For a country such as Namibia with a Gini Index of 61.3 (a quantified representation of income inequality), this is especially worrisome. Namibia has the fourth highest income inequality in the world, and we cannot afford such inequality to get worse. Even worse, World Bank studies revealed the countries with a high level of corruption also have an infant mortality rate of three times the norm of countries with a low level of corruption, and a literacy rate that is 25% lower as well. 

But what allows corruption to thrive? Trade restrictions, government subsidies and price controls allows high-level government corruption, along with sociological factors, with public officials being more favourable to relatives. Low level corruption is especially rife where civil service salaries are low compared to fines that could be levied. 

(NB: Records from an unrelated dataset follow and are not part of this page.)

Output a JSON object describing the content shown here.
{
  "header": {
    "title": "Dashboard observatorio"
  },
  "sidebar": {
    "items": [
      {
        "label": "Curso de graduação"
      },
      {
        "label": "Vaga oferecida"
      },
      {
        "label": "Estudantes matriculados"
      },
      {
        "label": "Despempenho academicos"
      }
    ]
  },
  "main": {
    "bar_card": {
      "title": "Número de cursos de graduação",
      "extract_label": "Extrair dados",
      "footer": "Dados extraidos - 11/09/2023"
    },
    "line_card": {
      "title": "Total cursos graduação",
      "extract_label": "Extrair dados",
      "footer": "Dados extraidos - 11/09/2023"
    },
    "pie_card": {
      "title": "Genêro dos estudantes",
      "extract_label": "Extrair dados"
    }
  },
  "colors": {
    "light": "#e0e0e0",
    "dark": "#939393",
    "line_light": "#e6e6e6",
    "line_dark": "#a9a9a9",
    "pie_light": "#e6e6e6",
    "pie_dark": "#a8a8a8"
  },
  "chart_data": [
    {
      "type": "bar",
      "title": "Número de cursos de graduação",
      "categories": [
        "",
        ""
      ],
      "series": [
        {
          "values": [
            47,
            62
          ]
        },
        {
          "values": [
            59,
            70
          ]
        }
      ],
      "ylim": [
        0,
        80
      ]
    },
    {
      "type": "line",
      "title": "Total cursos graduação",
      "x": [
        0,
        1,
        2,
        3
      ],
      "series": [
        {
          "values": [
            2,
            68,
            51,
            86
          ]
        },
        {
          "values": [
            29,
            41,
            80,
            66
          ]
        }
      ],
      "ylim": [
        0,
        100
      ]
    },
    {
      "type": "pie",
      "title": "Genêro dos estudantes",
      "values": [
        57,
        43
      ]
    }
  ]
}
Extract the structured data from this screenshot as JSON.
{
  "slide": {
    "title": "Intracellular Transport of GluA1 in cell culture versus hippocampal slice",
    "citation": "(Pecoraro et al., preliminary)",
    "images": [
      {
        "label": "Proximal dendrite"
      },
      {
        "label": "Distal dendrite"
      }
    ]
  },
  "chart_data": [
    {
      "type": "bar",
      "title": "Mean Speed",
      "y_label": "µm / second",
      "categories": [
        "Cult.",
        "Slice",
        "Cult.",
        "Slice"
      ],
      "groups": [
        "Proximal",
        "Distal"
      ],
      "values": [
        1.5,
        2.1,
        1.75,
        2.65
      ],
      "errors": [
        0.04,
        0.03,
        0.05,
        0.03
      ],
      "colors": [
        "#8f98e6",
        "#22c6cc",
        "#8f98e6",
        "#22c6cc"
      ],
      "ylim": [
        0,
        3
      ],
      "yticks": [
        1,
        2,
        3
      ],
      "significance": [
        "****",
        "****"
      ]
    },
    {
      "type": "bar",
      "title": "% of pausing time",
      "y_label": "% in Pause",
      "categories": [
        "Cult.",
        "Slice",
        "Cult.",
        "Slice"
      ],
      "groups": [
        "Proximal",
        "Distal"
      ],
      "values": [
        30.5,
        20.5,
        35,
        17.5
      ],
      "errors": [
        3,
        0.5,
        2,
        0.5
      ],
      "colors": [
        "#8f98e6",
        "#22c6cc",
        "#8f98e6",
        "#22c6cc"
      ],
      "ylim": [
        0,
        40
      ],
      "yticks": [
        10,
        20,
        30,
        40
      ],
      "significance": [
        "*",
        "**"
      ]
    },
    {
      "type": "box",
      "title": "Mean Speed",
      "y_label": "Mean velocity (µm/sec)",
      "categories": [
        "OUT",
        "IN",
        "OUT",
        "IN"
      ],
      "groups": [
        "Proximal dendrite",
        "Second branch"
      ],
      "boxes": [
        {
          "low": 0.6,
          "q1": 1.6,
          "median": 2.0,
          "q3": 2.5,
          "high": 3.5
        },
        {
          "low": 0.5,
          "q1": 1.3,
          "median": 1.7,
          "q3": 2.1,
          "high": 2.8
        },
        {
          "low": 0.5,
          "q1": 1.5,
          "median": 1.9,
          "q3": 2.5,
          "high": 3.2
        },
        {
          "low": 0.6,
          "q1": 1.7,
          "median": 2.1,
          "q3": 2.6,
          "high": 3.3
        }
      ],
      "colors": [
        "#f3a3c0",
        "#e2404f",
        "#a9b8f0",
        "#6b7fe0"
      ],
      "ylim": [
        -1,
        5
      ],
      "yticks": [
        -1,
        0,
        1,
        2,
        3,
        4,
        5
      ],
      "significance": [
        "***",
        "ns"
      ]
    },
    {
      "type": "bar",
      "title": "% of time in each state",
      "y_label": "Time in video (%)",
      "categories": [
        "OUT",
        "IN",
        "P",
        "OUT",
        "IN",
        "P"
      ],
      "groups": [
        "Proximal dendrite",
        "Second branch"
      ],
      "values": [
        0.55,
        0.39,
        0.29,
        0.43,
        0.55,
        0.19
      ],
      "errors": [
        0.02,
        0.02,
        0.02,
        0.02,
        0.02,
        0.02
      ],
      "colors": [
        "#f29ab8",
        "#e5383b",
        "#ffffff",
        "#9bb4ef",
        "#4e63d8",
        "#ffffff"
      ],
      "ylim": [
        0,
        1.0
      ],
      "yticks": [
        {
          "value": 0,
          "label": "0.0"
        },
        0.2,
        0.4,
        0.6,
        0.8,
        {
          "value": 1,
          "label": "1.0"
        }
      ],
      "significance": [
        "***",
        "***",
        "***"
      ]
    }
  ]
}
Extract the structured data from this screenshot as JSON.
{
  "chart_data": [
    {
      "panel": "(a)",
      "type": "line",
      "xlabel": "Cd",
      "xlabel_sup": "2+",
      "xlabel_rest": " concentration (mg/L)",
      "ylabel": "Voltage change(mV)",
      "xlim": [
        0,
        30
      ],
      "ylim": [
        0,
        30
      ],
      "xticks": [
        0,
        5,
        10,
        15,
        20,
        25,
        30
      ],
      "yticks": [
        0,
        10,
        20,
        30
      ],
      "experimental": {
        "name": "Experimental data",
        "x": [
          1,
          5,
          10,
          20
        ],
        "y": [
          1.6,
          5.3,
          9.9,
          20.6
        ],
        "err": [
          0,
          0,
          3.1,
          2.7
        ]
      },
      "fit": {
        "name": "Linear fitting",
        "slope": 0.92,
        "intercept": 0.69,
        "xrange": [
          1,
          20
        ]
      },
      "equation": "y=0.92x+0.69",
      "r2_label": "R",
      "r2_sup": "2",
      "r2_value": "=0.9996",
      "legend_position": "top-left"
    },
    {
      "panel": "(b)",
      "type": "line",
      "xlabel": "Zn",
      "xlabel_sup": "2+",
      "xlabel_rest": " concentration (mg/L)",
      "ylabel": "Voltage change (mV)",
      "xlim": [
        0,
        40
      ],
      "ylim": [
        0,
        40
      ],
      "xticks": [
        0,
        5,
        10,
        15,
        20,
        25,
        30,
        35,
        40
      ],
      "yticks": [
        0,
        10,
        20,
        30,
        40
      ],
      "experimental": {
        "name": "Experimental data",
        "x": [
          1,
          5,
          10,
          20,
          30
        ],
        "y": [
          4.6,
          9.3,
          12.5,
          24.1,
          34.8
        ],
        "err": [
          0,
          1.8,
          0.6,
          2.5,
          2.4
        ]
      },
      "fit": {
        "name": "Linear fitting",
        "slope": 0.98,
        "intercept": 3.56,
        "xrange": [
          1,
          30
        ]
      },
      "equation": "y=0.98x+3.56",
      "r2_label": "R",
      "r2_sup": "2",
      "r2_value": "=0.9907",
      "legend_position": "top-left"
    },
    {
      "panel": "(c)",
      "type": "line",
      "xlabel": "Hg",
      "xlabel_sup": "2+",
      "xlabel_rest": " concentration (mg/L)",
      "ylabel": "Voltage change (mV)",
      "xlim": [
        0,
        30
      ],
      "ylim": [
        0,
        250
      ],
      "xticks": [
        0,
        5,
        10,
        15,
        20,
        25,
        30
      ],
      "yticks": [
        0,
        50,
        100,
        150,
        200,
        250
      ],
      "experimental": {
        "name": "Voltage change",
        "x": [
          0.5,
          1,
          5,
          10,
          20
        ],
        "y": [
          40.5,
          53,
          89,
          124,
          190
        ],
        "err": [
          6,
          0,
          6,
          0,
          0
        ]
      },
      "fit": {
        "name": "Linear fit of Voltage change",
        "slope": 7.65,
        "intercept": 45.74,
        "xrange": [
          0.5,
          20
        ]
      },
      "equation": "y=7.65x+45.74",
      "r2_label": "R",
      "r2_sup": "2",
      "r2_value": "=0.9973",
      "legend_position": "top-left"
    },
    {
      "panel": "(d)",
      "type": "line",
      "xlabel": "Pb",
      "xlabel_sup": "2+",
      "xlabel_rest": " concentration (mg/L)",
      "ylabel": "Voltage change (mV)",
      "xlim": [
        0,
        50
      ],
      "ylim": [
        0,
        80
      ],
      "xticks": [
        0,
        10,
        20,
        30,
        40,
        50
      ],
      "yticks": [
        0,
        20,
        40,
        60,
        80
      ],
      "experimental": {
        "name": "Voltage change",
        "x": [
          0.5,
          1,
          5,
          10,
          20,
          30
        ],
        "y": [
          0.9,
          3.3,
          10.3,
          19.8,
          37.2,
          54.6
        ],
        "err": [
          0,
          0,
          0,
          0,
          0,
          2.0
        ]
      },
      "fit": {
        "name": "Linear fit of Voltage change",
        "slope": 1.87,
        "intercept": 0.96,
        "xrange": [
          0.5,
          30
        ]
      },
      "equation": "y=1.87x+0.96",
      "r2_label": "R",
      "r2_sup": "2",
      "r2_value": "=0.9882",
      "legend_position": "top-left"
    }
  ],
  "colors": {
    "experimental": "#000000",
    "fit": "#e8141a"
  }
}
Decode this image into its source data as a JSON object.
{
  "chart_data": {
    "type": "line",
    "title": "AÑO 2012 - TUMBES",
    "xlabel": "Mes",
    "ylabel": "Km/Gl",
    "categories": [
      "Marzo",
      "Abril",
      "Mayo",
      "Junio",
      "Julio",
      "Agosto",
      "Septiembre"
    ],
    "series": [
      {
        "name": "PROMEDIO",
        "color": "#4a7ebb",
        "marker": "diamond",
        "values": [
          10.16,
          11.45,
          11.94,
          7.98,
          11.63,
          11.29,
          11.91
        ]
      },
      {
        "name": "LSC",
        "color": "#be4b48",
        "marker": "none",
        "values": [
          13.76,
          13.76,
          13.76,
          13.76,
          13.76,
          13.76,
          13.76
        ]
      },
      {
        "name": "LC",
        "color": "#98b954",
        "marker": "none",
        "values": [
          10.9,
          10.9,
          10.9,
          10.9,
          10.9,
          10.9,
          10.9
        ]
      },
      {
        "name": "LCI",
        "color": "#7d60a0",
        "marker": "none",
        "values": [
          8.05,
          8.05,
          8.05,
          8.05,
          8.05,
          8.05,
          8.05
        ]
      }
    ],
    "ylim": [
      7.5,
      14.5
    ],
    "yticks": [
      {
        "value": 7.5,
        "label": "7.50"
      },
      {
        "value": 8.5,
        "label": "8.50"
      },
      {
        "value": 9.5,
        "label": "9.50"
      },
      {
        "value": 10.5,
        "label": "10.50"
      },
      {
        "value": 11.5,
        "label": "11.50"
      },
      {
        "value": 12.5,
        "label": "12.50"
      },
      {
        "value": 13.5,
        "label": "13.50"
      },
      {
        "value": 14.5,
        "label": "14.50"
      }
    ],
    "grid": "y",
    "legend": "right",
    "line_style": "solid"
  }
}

While Namibia has made great strides in combatting corruption, as a nation, we still have some way to go. With Namibia ranking 6th in Transparency International’s Corruption Perception Index in 2014 in Sub-Saharan Africa, we only ranked 55th internationally. And with a score of only 49 out of 100, we still have some way to go. 

And this effort will not be wasted. The World Bank states that: “countries that improve on control of corruption and rule of law can expect (on average), in the long run, a four-fold increase in incomes per capita. … Similarly, such a country could expect, on average, a 75% reduction in child mortality.”

Namibia currently has a GDP per capita of approximately US$ 5700. If President Geingob’s measures are implemented and effective, Namibia can have a bright future. Just imagine where we’ll be with a GDP per capita of US$ 22 800.